Depends on what the pointer was addressing in the first place!
If you had an array of integers:
int ar[10];
int* p = &(ar[7]);
then
p++;
and
p = &(ar[8]);
are equivalent.
"but in array we have only 10 location & in case of a variable to which it points, then what will be the next location of pointing and how will it be decided?"
If you mean:
int ar[10];
int* p = &(ar[7]);
p++; p++; p++;
The pointer is now invalid. Provided you do not try to read from it
int i = *p;
or write to it
*p = 6;
then you will not get an error. But it is irrelevant where it is pointing: it is outside the range of valid addresses for the array. Using it will cause problems, either spotted at run time, or corrupting other data and resulting in strange errors.
"so Do you mean that is it a pointer pointing to unknown location but still we can increment it?"

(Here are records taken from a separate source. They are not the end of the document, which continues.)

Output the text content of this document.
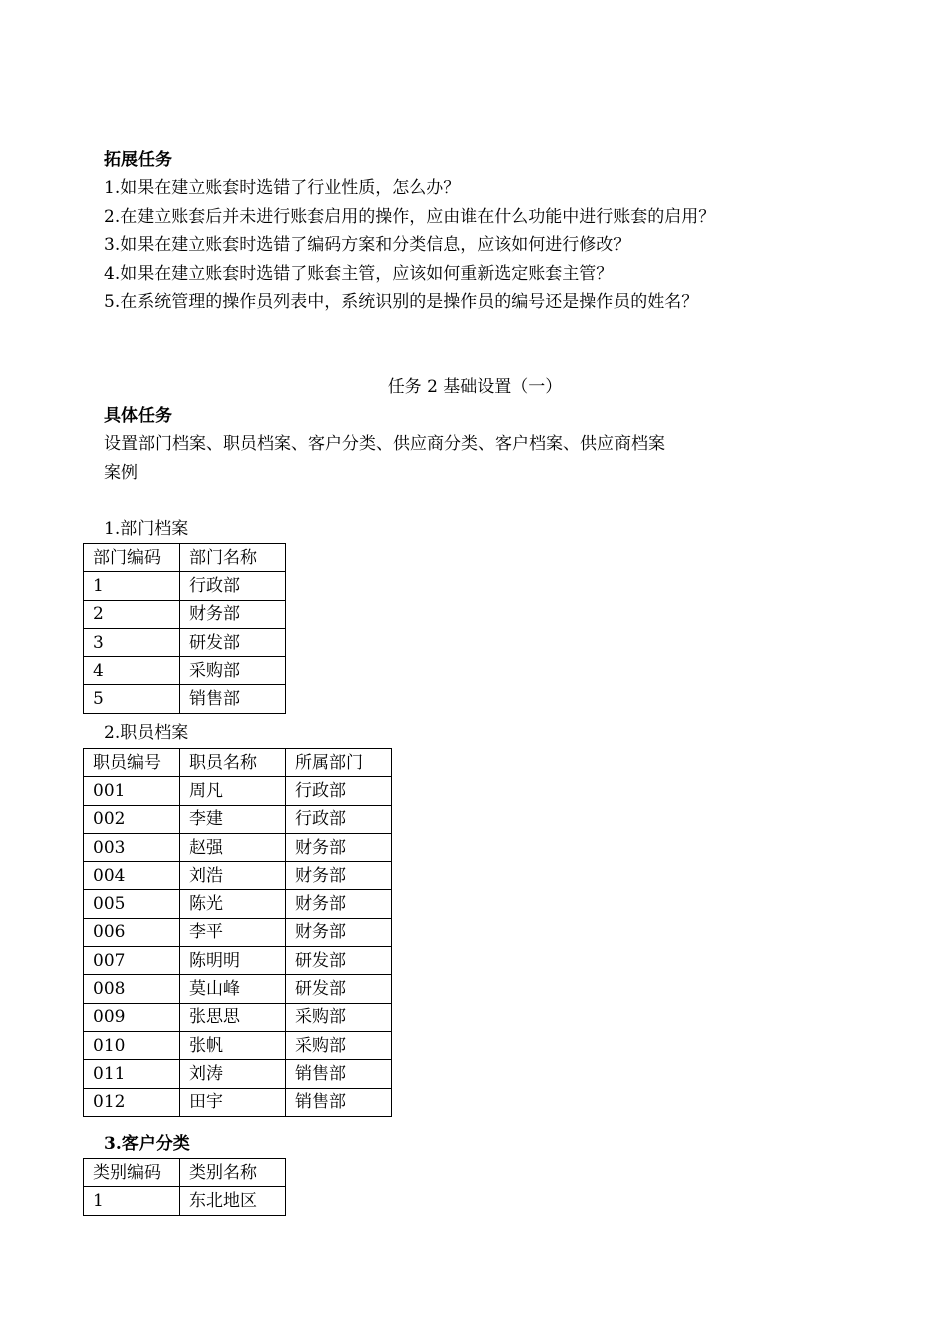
拓展任务
1.如果在建立账套时选错了行业性质，怎么办？
2.在建立账套后并未进行账套启用的操作，应由谁在什么功能中进行账套的启用？
3.如果在建立账套时选错了编码方案和分类信息，应该如何进行修改？
4.如果在建立账套时选错了账套主管，应该如何重新选定账套主管？
5.在系统管理的操作员列表中，系统识别的是操作员的编号还是操作员的姓名？
任务 2 基础设置（一）
具体任务
设置部门档案、职员档案、客户分类、供应商分类、客户档案、供应商档案
案例
1.部门档案
部门编码	部门名称
1	行政部
2	财务部
3	研发部
4	采购部
5	销售部
2.职员档案
职员编号	职员名称	所属部门
001	周凡	行政部
002	李建	行政部
003	赵强	财务部
004	刘浩	财务部
005	陈光	财务部
006	李平	财务部
007	陈明明	研发部
008	莫山峰	研发部
009	张思思	采购部
010	张帆	采购部
011	刘涛	销售部
012	田宇	销售部
3.客户分类
类别编码	类别名称
1	东北地区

Yes. A pointer is just a number - it has no relevance until it is used. Think about it as an array index in a variable:
int ar[10];
int index = 7;
int i = ar[index];
is fine, no problems.
index = 10;
Is also fine. It's only when you try to use the index that you get problems:
index = 10; ar[index] = 6;
If your pointers were checked when you assigned them, you could not use them effectively: is it invalid to replace a pointer into one array of int values with an address in another array of integers?